Splitting up of contracts is a strategy used for artificial avoidance of Permanent Establishment. Action 7 report notes that as a common strategy for avoiding PE through abuse of Article 5(3) of the OECD Model Tax Convention. Article 14 of the MLI provides to curb this abuse explicitly.

Article 14(1) of MLI – Splitting up of Contracts
Paragraph 1 of Article 14 of MLI states that:
- Where the enterprise of a Contracting Jurisdiction carries on activities in the other Contracting Jurisdiction
- at a place that constitutes a building site, construction project, installation project, or other specific project identified in the relevant provision of the Covered Tax Agreement, or carries on supervisory or consultancy activities in connection with such a place, in the case of a provision of a Covered Tax Agreement that refers to such activities,
- and these activities are carried on during one or more periods, in the aggregate, exceed 30 days without exceeding the qualification period of PE referred to in the relevant provision of the Covered Tax Agreement; and
- where connected activities are carried on in that other Contracting Jurisdiction at (or, where the relevant provision of the Covered Tax Agreement applies to supervisory or consultancy activities, in connection with) the same building site, construction or installation project, or other place identified in the relevant provision of the Covered Tax Agreement
- during different periods, each exceeding 30 days, by one or more enterprises closely related to the first-mentioned enterprise,
- these different periods shall be added to the aggregate period during which the first-mentioned enterprise has carried on activities at that building site, construction or installation project, or other place identified in the relevant provision of the Covered Tax Agreement.
The above provision curbs the splitting-up of contracts of construction project contracts between the related or closely related entities to avoid creating a Permanent Establishment in other contracting jurisdictions. The Contracting Jurisdiction shall aggregate such activities relating to the building site, construction, or installation and related activities at the same site/project by closely related enterprises.
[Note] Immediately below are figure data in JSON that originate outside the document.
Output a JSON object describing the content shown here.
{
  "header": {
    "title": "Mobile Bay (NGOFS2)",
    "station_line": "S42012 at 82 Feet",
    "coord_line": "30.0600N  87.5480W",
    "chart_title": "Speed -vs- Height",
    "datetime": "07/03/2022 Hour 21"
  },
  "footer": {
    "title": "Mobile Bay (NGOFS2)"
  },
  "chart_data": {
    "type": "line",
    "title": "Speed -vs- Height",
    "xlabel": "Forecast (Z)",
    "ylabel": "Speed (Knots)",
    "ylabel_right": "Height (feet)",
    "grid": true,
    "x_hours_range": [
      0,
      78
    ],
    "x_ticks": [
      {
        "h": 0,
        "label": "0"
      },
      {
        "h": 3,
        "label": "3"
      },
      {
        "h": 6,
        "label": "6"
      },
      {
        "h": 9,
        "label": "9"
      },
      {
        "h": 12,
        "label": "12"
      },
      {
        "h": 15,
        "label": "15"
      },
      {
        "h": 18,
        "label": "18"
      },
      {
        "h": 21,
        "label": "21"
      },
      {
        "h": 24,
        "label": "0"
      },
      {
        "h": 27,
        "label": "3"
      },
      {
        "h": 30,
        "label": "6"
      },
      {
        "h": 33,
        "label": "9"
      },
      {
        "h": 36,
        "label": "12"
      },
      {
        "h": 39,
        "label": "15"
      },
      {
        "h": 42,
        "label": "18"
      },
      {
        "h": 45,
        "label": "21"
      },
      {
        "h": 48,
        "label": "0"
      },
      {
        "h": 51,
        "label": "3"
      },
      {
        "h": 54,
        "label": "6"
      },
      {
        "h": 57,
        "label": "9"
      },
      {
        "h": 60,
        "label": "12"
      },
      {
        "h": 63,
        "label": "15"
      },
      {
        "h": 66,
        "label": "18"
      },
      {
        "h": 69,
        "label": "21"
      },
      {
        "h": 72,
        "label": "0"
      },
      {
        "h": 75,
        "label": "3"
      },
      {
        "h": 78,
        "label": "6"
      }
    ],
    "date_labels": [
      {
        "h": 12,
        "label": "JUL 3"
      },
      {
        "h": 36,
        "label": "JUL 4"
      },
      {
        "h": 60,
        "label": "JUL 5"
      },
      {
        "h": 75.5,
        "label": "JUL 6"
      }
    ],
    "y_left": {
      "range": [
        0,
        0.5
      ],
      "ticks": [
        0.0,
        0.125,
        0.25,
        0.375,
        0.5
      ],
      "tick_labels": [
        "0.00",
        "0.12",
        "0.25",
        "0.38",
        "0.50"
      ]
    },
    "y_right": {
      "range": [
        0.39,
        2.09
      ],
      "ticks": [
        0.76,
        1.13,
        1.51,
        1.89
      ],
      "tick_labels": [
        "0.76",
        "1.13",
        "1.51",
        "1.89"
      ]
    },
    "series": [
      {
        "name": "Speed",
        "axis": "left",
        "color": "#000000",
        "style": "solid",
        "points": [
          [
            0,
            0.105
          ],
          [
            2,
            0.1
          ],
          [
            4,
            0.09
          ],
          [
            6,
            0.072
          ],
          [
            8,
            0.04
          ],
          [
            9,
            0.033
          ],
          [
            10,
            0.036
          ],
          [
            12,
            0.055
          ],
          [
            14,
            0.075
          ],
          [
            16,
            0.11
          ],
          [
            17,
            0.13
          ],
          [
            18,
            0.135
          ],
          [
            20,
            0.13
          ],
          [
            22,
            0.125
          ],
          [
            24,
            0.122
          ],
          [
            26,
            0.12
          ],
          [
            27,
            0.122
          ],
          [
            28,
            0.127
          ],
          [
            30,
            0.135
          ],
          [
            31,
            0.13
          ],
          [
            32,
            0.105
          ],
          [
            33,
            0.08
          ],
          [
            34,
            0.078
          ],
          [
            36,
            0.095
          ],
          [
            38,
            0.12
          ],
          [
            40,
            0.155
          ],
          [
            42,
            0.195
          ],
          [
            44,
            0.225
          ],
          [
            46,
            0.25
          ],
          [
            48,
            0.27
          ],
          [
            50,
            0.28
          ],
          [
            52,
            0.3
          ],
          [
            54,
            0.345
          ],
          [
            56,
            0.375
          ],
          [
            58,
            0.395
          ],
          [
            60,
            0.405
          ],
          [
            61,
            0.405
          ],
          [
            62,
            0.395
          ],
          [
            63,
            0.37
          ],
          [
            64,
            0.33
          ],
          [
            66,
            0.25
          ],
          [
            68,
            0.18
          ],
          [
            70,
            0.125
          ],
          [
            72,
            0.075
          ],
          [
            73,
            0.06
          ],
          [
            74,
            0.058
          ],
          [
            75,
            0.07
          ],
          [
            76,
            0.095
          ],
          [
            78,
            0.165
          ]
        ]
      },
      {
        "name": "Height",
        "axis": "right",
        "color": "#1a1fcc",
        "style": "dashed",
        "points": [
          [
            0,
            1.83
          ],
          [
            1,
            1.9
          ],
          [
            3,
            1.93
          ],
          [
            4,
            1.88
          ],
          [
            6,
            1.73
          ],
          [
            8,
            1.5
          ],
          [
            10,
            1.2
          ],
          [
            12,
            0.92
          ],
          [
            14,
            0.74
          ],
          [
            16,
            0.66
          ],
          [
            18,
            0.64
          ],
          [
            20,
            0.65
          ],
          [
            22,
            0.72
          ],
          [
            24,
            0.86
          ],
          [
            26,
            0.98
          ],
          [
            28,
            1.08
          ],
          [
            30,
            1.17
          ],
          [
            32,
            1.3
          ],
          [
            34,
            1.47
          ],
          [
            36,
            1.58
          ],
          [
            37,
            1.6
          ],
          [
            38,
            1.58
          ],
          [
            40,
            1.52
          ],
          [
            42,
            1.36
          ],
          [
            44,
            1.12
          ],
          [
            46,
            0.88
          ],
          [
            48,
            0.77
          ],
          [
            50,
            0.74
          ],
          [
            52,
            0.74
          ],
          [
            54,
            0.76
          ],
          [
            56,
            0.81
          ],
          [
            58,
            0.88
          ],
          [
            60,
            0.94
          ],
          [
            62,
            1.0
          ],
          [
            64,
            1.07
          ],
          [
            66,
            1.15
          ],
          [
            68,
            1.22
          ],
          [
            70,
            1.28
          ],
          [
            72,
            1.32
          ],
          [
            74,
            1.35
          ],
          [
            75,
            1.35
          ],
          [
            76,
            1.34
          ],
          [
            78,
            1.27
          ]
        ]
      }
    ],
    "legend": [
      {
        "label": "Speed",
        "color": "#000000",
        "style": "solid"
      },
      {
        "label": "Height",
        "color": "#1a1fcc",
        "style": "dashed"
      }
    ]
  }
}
Article 14(2) of MLI – Compatibility Clause
Paragraph 2 is the compatibility clause that describes the relationship between Article 14(1) of the MLI and provisions of Covered Tax Agreements. The compatibility clause provides that the splitting-up of contracts rule shall apply in place of or in the absence of provisions in Covered Tax Agreements. It applies to the extent that such provisions address the division of contracts into multiple parts to avoid applying a period about the existence of a permanent establishment for specific projects or activities.
Many treaties feature anti-splitting rules that apply to a wide variety of activities, only some of which may be covered by the provision in Article 14 of MLI. Paragraph 2 of Article 14 of MLI intends to replace those existing rules only to the extent that they relate to the activities described in paragraph 1 and leave those rules intact concerning activities that are not within the scope of paragraph 1. For instance, the same anti-splitting rule is used for a provision relating to construction activities carried on through a fixed place of business and for a provision deeming a permanent establishment to exist in the provision of services that are not tied to a specific place of business.
Article 14(3) of MLI – Reservation Clause
Given that the provisions addressing artificial avoidance of permanent establishment status through splitting-up of contracts are not required to meet a minimum standard, paragraph 3(a) permits a Party to reserve the right for the entirety of Article 14 not to apply to its Covered Tax Agreements.
Few Covered Tax Agreements could contain anti-contract splitting rules that specifically address the exploration for or exploitation of natural resources, and these provisions are frequently carefully negotiated. Paragraph 3(b) of Article 14 of MLI allows a Party to reserve on the application of Article 14(1) only for the existence of a permanent establishment relating to the exploration for or exploitation of natural resources.
Article 14(4) of MLI – Notification Clause
Paragraph 4 of Article 14 of MLI requires each Party (other than a Party that has opted out of the entirety of the Article) to notify the Depositary of whether each of its Covered Tax Agreements contains an existing anti-contract splitting provision that is not subject to a reservation under paragraph 3(b), and if so, the article and paragraph number of each such provision.
Paragraph 1 will replace such provisions to the extent provided in paragraph 2, where all Contracting Jurisdictions to the Covered Tax Agreement have made such a notification. In other cases, paragraph 1 will apply to the Covered Tax Agreement but will supersede the existing provisions of the Covered Tax Agreement only to the extent that those provisions are incompatible with paragraph 1.